ヒステリックラバー
「うん……うまいよ……」
まだ半分眠そうな正広の一言だけの感想も私は素直に嬉しいと思える。愛しい恋人に喜んでもらえたらそれだけで満足だ。
「あのさ……昨日俺、何か言ってた?」
「え? 何かって?」
「寝言とか……」
昨夜の正広は飲み会の後に酔っ払って帰ってきた。やたらと機嫌がよかったのは覚えている。
「何も言ってはいないけど、私に抱きついてはきたかな」
からかうように笑うと正広は無表情で「そう」とだけ呟いた。
酔った正広はいつも以上に上機嫌で、シャワーを浴びても酔いが覚めないようだった。珍しくベッドに入るなり私を抱き締めたかと思うとすぐに寝てしまった。抱き締められて嬉しいような、先に寝られて寂しいような複雑な感情を持て余しながら私も眠った。
「寝言を言いそうな夢をみたの?」
「いや……そうじゃないんだけど……」
正広は面倒くさそうにコーヒーカップを口に近づける。その先を言おうとしないから私も無理には聞かなかった。正広が寝言を言ったかどうかを気にするなんて珍しい。そんな恥じらいは二人の間になくなったと思っていた。

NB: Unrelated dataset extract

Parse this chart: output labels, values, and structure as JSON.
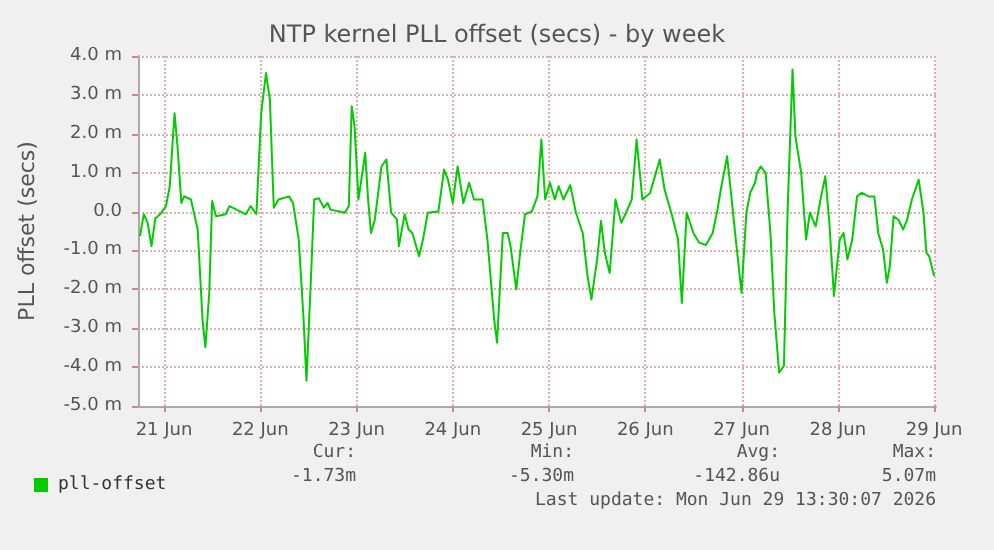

正広の部屋の合鍵は持っている。泊まることはあっても同棲しているわけじゃない。5年も付き合っていれば身体を繋げることも減っていた。だから昨夜は久しぶりに恋人らしい行為を、と正広の帰りを待っていたのだ。酔っていたとしてもベッドで抱き締められて期待した。だから期待を裏切られて寂しいけれど先に寝られてしまっては仕方がなかった。